Hayatımıza onlarca insan girse de çocukluk arkadaşlarımızı göresimiz var. Modern evlerimiz olsa da, kendimizi çayıra, çimene atasımız var. Kalabalık kentlerde yalnızlıktan bıkasımız var. Elimizde akıllı telefonlar varken, biraz köylü saflığı yaşayasımız var. Ağzımız çok laf yapsa da, azıcık baygın baygın bakasımız, gerekirse aşk için salaklaşasımız var.
Kocaman güzel bir köyse bu ülke, artık kavgayı, dövüşü, ölümü değil, birbirimizi sevmeyi, bu köyü düğün yerine çevirmeyi isteyesimiz var. Sizce de yok mu?
DELİKANLILIĞIN RACONU DİZİLERDE Mİ KALDI?
Eski köye yeni adet geldi.
Eskiden, birine 3 - 4 kişinin saldırması delikanlılığın raconunda yoktu. Kimse göğsünü gere gere anlatamazdı. Bunu yapan kalleş, onlara meydan okuyan kahraman olurdu.
Hele hele kendi evinde, kendi mahallende güçlüsün, kalabalıksın diye konuğuna saldırmak… İlk tokadını büyüğünden yerdin.
Onlarca Aksaray esnafının İrlandalı turiste saldırmasını hatırlarsınız.

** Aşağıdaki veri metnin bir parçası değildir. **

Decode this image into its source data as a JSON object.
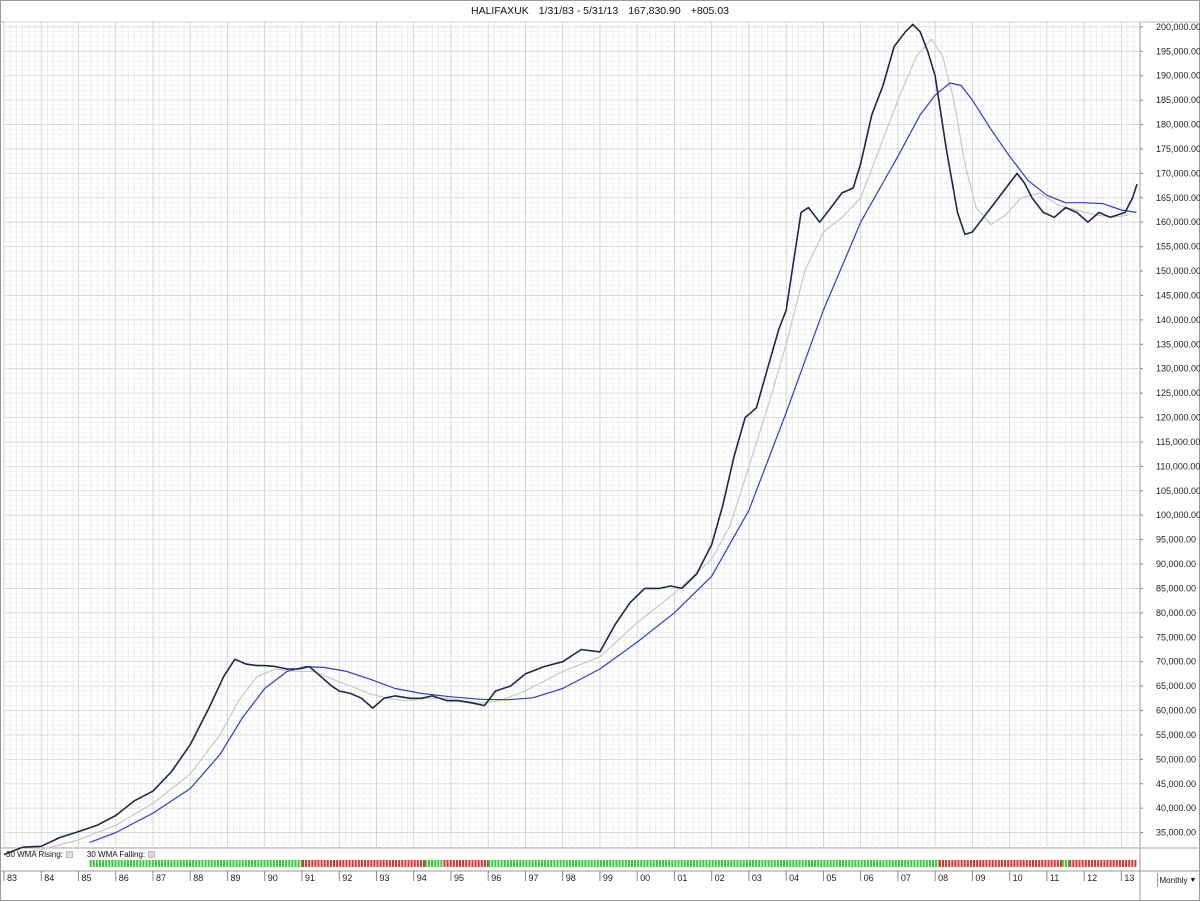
{
  "header": {
    "symbol": "HALIFAXUK",
    "date_range": "1/31/83 - 5/31/13",
    "last_value": "167,830.90",
    "change": "+805.03"
  },
  "legend": {
    "rising_label": "30 WMA Rising:",
    "falling_label": "30 WMA Falling:",
    "rising_color": "#33cc33",
    "falling_color": "#e03030"
  },
  "period_selector": {
    "label": "Monthly",
    "icon": "chevron-down-icon"
  },
  "chart_data": {
    "type": "line",
    "title": "",
    "ylim": [
      30000,
      201000
    ],
    "y_ticks": [
      "35,000.00",
      "40,000.00",
      "45,000.00",
      "50,000.00",
      "55,000.00",
      "60,000.00",
      "65,000.00",
      "70,000.00",
      "75,000.00",
      "80,000.00",
      "85,000.00",
      "90,000.00",
      "95,000.00",
      "100,000.00",
      "105,000.00",
      "110,000.00",
      "115,000.00",
      "120,000.00",
      "125,000.00",
      "130,000.00",
      "135,000.00",
      "140,000.00",
      "145,000.00",
      "150,000.00",
      "155,000.00",
      "160,000.00",
      "165,000.00",
      "170,000.00",
      "175,000.00",
      "180,000.00",
      "185,000.00",
      "190,000.00",
      "195,000.00",
      "200,000.00"
    ],
    "x_ticks": [
      "83",
      "84",
      "85",
      "86",
      "87",
      "88",
      "89",
      "90",
      "91",
      "92",
      "93",
      "94",
      "95",
      "96",
      "97",
      "98",
      "99",
      "00",
      "01",
      "02",
      "03",
      "04",
      "05",
      "06",
      "07",
      "08",
      "09",
      "10",
      "11",
      "12",
      "13"
    ],
    "grid": true,
    "series": [
      {
        "name": "",
        "color": "#1a2a4a",
        "width": 1.6,
        "x": [
          1983.0,
          1983.5,
          1984.0,
          1984.5,
          1985.0,
          1985.5,
          1986.0,
          1986.5,
          1987.0,
          1987.5,
          1988.0,
          1988.5,
          1988.9,
          1989.2,
          1989.5,
          1989.8,
          1990.0,
          1990.3,
          1990.6,
          1990.9,
          1991.2,
          1991.5,
          1991.8,
          1992.0,
          1992.3,
          1992.6,
          1992.9,
          1993.2,
          1993.5,
          1993.9,
          1994.2,
          1994.5,
          1994.9,
          1995.2,
          1995.6,
          1995.9,
          1996.2,
          1996.6,
          1997.0,
          1997.5,
          1998.0,
          1998.5,
          1999.0,
          1999.4,
          1999.8,
          2000.2,
          2000.6,
          2000.9,
          2001.2,
          2001.6,
          2002.0,
          2002.3,
          2002.6,
          2002.9,
          2003.2,
          2003.5,
          2003.8,
          2004.0,
          2004.2,
          2004.4,
          2004.6,
          2004.9,
          2005.2,
          2005.5,
          2005.8,
          2006.0,
          2006.3,
          2006.6,
          2006.9,
          2007.2,
          2007.4,
          2007.6,
          2007.8,
          2008.0,
          2008.3,
          2008.6,
          2008.8,
          2009.0,
          2009.2,
          2009.5,
          2009.8,
          2010.2,
          2010.4,
          2010.6,
          2010.9,
          2011.2,
          2011.5,
          2011.8,
          2012.1,
          2012.4,
          2012.7,
          2012.9,
          2013.1,
          2013.3,
          2013.42
        ],
        "values": [
          30500,
          32000,
          32200,
          34000,
          35200,
          36500,
          38500,
          41500,
          43500,
          47500,
          53000,
          60500,
          67000,
          70500,
          69500,
          69200,
          69200,
          69000,
          68500,
          68500,
          69000,
          67000,
          65000,
          64000,
          63500,
          62500,
          60500,
          62500,
          63000,
          62500,
          62500,
          63000,
          62000,
          62000,
          61500,
          61000,
          64000,
          65000,
          67500,
          69000,
          70000,
          72500,
          72000,
          77500,
          82000,
          85000,
          85000,
          85500,
          85000,
          88000,
          94000,
          102000,
          112000,
          120000,
          122000,
          130000,
          138000,
          142000,
          152000,
          162000,
          163000,
          160000,
          163000,
          166000,
          167000,
          172000,
          182000,
          188000,
          196000,
          199000,
          200500,
          199000,
          195000,
          190000,
          175000,
          162000,
          157500,
          158000,
          160000,
          163000,
          166000,
          170000,
          168000,
          165000,
          162000,
          161000,
          163000,
          162000,
          160000,
          162000,
          161000,
          161500,
          162000,
          165000,
          167800
        ]
      },
      {
        "name": "",
        "color": "#c8c8c8",
        "width": 1.2,
        "x": [
          1983.5,
          1984.0,
          1985.0,
          1986.0,
          1987.0,
          1988.0,
          1988.8,
          1989.3,
          1989.8,
          1990.3,
          1990.8,
          1991.3,
          1991.8,
          1992.3,
          1992.8,
          1993.3,
          1993.8,
          1994.3,
          1994.8,
          1995.3,
          1995.8,
          1996.3,
          1997.0,
          1998.0,
          1999.0,
          2000.0,
          2001.0,
          2002.0,
          2002.5,
          2003.0,
          2003.5,
          2004.0,
          2004.5,
          2005.0,
          2005.5,
          2006.0,
          2006.5,
          2007.0,
          2007.5,
          2007.9,
          2008.2,
          2008.5,
          2008.8,
          2009.1,
          2009.5,
          2009.9,
          2010.3,
          2010.8,
          2011.3,
          2011.8,
          2012.3,
          2012.8,
          2013.2
        ],
        "values": [
          31000,
          31500,
          33500,
          36500,
          41000,
          47000,
          55000,
          62000,
          67000,
          68500,
          68000,
          68000,
          66500,
          65000,
          63500,
          62500,
          62000,
          62500,
          62500,
          62000,
          61500,
          62000,
          64000,
          68000,
          71000,
          78000,
          84000,
          91000,
          98000,
          110000,
          122000,
          135000,
          150000,
          158000,
          161000,
          165000,
          175000,
          185000,
          194000,
          197500,
          194000,
          185000,
          172000,
          163000,
          159500,
          161500,
          165000,
          166000,
          163500,
          162500,
          161500,
          161000,
          161500
        ]
      },
      {
        "name": "",
        "color": "#2a3fd0",
        "width": 1.2,
        "x": [
          1985.3,
          1986.0,
          1987.0,
          1988.0,
          1988.8,
          1989.4,
          1990.0,
          1990.6,
          1991.1,
          1991.6,
          1992.2,
          1992.8,
          1993.5,
          1994.2,
          1995.0,
          1995.8,
          1996.5,
          1997.2,
          1998.0,
          1999.0,
          2000.0,
          2001.0,
          2002.0,
          2003.0,
          2004.0,
          2005.0,
          2006.0,
          2007.0,
          2007.6,
          2008.0,
          2008.4,
          2008.7,
          2009.0,
          2009.5,
          2010.0,
          2010.5,
          2011.0,
          2011.5,
          2012.0,
          2012.5,
          2013.0,
          2013.4
        ],
        "values": [
          33000,
          35000,
          39000,
          44000,
          51000,
          58500,
          64500,
          68000,
          69000,
          68800,
          68000,
          66500,
          64500,
          63500,
          62800,
          62300,
          62200,
          62600,
          64500,
          68500,
          74000,
          80000,
          87500,
          101000,
          121000,
          142000,
          160000,
          173500,
          182000,
          186000,
          188500,
          188000,
          185000,
          179000,
          173500,
          168500,
          165500,
          164000,
          164000,
          163800,
          162500,
          162000
        ]
      }
    ],
    "indicator_pattern": [
      {
        "from": 1985.3,
        "to": 1991.0,
        "state": "rising"
      },
      {
        "from": 1991.0,
        "to": 1994.3,
        "state": "falling"
      },
      {
        "from": 1994.3,
        "to": 1994.8,
        "state": "rising"
      },
      {
        "from": 1994.8,
        "to": 1996.0,
        "state": "falling"
      },
      {
        "from": 1996.0,
        "to": 2008.1,
        "state": "rising"
      },
      {
        "from": 2008.1,
        "to": 2011.4,
        "state": "falling"
      },
      {
        "from": 2011.4,
        "to": 2011.6,
        "state": "rising"
      },
      {
        "from": 2011.6,
        "to": 2013.4,
        "state": "falling"
      }
    ]
  }
}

Delikanlılığın dersini bir İrlandalı’dan almak yakıştı mı? Geçen hafta Ankaragücü - Amedspor maçında yaşananlar nedense o olayı hatırlattı bana. Ankara’ya deplasmana gelen Amedspor’lu yöneticilere, onlarca Ankaragücü taraftarının, üstelik de protokol tribünündeki yöneticilerin saldırısı işin iyice raydan çıktığını gösterdi bize. Ardından Trabzonspor, Fenerbahçe’ye yenilince hakeme saldıran kişinin kahraman gibi gösterilmesi. İşin tuhafı bunların büyük bir vatanseverlik ve kahramanlık olduğunu savunan insanların çokluğu. Ne oluyor bize? Kim kardeş, kim kalleş anlamak zor oldu. Allah’tan hâlâ dizilerde, filmlerde esas oğlanlar kimseyi sırtından vurmuyor, 10 kişi birine saldırmıyor.
Delikanlılığın, mertliğin, kahramanlığın, vatanseverliğin raconunun sadece dizilerde filmlerde kalmasının utancı kimin?